Dans un élan oratoire aussi stupide que sonore, Victor Hugo s’était écrié à la tribune du Sénat : « Le XIXe siècle était grand, le XXe siècle sera heureux. » Le tribun n’était pas prophète, le XXe siècle n’a pas été heureux. Cependant, sur le plan littéraire, il a été grand, portant jusqu’au bout ce que le XIXe siècle avait commencé dans le théâtre et le roman. Il a même vu un renouveau poétique inattendu dans la chanson.
Edmond Rostand a achevé les grandes constructions injouables de Victor Hugo et le théâtre moderne de Jean Giraudoux, Albert Camus, Jean-Paul Sartre, Jean Anouilh, Sacha Guitry a exploité la veine d’Alfred de Musset en la renouvelant.
Surtout, le roman, qui s’était répandu au XIXe siècle, a poursuivi sa carrière, dans les grandes fresques d’Émile Zola, Romain Rolland, Maurice Barrès et Anatole France et a culminé dans les deux chefs-d’œuvre de Marcel Proust et Louis-Ferdinand Céline, salués et lancés par Léon Daudet. Celui-ci imposa le prix Goncourt (1919) à Marcel Proust contre Roland Dorgelès (Les Croix de bois) et définit, à la une de L’Action française, le Voyage au bout de la nuit (1932) comme « le roman du XXe siècle ». Au même moment, L’Humanité saluait ce roman comme une œuvre communiste !
Le siècle du roman
En réalité, Proust comme Céline dépassaient les catégories politiciennes en créant un genre nouveau. Le foisonnement littéraire du XXe siècle surabonda en romans. Il suffit de citer Pierre Loti, Marcel Aymé, Mauriac, Bernanos, Barjavel, Vincenot, Michel Déon, Jacques Laurent, Roger Nimier, Montherlant, Michel de Saint-Pierre, La Varende, Giono, Pagnol, Henri Bosco, Maurice Druon, Saint-Exupéry, etc., pour avoir une idée de la diversité des tons et des styles.

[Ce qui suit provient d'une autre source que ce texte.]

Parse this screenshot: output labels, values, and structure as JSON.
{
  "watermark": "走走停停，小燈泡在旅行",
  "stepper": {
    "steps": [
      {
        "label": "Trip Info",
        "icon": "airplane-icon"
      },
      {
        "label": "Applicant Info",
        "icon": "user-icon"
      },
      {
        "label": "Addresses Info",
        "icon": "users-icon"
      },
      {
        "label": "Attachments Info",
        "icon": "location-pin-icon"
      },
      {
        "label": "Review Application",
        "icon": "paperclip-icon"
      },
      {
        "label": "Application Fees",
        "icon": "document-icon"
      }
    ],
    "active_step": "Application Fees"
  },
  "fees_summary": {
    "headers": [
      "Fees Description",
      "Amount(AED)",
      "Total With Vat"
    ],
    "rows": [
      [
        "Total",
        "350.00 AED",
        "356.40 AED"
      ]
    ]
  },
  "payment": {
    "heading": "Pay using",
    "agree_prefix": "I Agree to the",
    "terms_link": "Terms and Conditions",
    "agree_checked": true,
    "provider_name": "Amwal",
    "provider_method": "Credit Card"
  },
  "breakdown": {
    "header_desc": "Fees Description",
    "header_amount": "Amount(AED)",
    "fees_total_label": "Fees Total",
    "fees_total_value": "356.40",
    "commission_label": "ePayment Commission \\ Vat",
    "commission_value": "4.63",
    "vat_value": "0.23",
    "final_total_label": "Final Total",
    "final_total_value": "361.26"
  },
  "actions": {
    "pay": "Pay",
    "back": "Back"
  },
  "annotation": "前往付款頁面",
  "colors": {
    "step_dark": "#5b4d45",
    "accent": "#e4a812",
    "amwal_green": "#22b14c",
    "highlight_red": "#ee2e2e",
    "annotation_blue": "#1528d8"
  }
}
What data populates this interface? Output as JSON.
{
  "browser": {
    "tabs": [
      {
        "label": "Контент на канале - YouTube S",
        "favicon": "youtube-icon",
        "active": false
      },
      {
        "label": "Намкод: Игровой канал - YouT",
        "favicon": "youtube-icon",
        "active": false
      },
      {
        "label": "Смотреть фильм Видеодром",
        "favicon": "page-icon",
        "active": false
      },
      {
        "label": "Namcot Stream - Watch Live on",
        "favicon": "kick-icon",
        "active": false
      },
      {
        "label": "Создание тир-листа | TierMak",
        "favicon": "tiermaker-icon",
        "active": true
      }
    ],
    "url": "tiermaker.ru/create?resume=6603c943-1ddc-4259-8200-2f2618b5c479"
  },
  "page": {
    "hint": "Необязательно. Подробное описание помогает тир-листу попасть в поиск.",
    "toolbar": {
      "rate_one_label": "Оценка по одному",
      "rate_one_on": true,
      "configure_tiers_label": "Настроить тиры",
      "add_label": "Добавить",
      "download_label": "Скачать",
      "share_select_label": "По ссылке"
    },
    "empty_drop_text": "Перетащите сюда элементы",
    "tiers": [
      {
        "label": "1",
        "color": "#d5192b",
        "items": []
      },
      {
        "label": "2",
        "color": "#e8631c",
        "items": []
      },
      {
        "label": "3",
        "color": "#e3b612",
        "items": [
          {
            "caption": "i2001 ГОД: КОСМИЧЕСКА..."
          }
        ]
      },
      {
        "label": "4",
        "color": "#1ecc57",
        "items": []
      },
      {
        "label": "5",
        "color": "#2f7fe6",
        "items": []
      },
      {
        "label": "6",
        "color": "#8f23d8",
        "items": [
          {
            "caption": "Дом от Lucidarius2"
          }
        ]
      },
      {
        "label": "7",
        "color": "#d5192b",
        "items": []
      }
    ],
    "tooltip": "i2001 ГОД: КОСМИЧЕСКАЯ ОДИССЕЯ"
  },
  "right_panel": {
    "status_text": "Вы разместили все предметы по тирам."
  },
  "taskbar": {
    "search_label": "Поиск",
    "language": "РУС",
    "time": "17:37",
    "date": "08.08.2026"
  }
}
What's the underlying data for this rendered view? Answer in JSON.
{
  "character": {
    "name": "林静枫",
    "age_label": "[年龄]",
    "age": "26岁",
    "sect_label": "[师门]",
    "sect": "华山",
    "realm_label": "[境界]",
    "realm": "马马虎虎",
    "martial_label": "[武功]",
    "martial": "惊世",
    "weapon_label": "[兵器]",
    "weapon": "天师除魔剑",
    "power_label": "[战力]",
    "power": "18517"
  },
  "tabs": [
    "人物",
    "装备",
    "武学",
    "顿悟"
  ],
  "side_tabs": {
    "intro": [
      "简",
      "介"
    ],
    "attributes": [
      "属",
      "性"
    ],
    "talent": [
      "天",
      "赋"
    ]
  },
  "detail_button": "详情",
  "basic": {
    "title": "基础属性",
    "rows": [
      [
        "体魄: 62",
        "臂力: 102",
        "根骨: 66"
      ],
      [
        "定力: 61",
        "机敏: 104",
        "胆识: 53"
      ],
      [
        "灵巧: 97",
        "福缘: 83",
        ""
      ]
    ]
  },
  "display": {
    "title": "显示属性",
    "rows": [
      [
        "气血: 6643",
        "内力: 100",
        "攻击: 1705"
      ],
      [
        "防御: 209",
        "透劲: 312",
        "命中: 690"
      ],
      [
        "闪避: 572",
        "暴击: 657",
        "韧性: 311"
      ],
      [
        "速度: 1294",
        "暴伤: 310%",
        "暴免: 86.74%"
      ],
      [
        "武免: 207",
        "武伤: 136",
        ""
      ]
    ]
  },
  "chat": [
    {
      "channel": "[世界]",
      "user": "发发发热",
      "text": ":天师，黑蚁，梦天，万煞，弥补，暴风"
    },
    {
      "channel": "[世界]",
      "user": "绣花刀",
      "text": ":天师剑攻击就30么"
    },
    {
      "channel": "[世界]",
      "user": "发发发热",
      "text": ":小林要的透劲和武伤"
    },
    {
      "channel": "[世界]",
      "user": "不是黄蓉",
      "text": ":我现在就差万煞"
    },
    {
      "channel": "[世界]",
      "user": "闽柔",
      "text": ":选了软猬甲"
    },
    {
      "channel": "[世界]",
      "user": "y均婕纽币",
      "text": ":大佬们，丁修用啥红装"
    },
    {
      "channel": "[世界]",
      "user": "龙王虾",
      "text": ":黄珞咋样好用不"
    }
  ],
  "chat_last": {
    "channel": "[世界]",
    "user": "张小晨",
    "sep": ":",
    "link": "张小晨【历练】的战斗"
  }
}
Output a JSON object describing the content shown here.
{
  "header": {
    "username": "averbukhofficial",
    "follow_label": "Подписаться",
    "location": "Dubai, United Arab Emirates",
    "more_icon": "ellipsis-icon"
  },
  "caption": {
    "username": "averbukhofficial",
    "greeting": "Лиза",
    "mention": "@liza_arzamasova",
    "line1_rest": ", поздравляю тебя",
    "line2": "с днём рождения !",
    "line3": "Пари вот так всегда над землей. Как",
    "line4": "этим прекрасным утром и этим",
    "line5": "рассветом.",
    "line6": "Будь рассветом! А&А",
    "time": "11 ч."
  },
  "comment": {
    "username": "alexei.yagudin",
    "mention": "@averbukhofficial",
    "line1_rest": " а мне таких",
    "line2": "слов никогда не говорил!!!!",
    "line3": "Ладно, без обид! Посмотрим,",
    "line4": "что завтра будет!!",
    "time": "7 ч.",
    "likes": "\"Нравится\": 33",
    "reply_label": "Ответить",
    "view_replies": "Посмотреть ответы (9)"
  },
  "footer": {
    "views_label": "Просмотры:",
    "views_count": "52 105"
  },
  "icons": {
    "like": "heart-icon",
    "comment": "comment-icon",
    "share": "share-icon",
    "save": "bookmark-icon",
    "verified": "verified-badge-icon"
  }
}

Dans la poésie, le surréalisme ayant asséché la veine littéraire, la Muse s’est réfugiée dans la chanson. Elle avait commencé dans la poésie populaire à la fin du XIXe siècle avec Raoul Ponchon, Jehan Rictus, Gaston Couté, Aristide Bruant. Au XXe siècle, Charles Trenet, Georges Brassens, Léo Ferré, Jacques Brel, Édith Piaf et ses paroliers – dont Charles Dumont – et Barbara reprendront cette veine en mettant en musique des poèmes anciens du Moyen Âge ou du XIXe siècle. Anne Sylvestre apportera une dimension nouvelle et l’on peut dire que ce siècle aura été celui de la chanson poétique.
Il aura connu aussi, dans ses premières années, un renouveau avec l’école romane de Jean Moréas et Charles Maurras, et une œuvre atypique et grandiose avec Charles Péguy. Les tribulations des guerres nous auront donné la chanson d’Apollinaire, La Diane française d’Aragon – « Je vous salue ma France aux yeux de tourterelle » – et les poèmes de Fresnes de Robert Brasillach – œuvre unique d’un poète dans sa cellule de condamné à mort, face à son exécution prochaine.
La pensée catholique
Ainsi ce siècle aura surabondé en talents de toute sorte. On ne peut pas ne pas citer ce sommet de la philosophie et de l’art littéraire qu’est Gustave Thibon et le renouveau de la pensée catholique qui se fit autour de Jean Ousset, Marcel de Corte, Alexis Curvers, Marcel Clément, Louis Jugnet, Jean Madiran, Jean Guitton, Simone Weil et Léon Bloy.
Le XIXe siècle avait ouvert une voie au journalisme et à la polémique avec Benjamin Constant, Paul-Louis Courier et Louis Veuillot. Le XXe siècle leur donnera un éclat particulier avec Jacques Bainville, Léon Daudet et l’école de L’Action française que Marcel Proust lisait pour prendre « une cure d’altitude ». Antoine Blondin a porté le journalisme sportif au niveau du grand art littéraire. En 1961, Georges Pompidou, directeur de cabinet du général de Gaulle, publie une Anthologie de la poésie française, fait unique dans notre histoire politique.
Ainsi les souffrances du siècle ont-elles été fécondes et contrairement à la prophétie du tribun : ce siècle, s’il n’a pas été heureux, a été grand et notre temps peut y trouver de quoi se nourrir.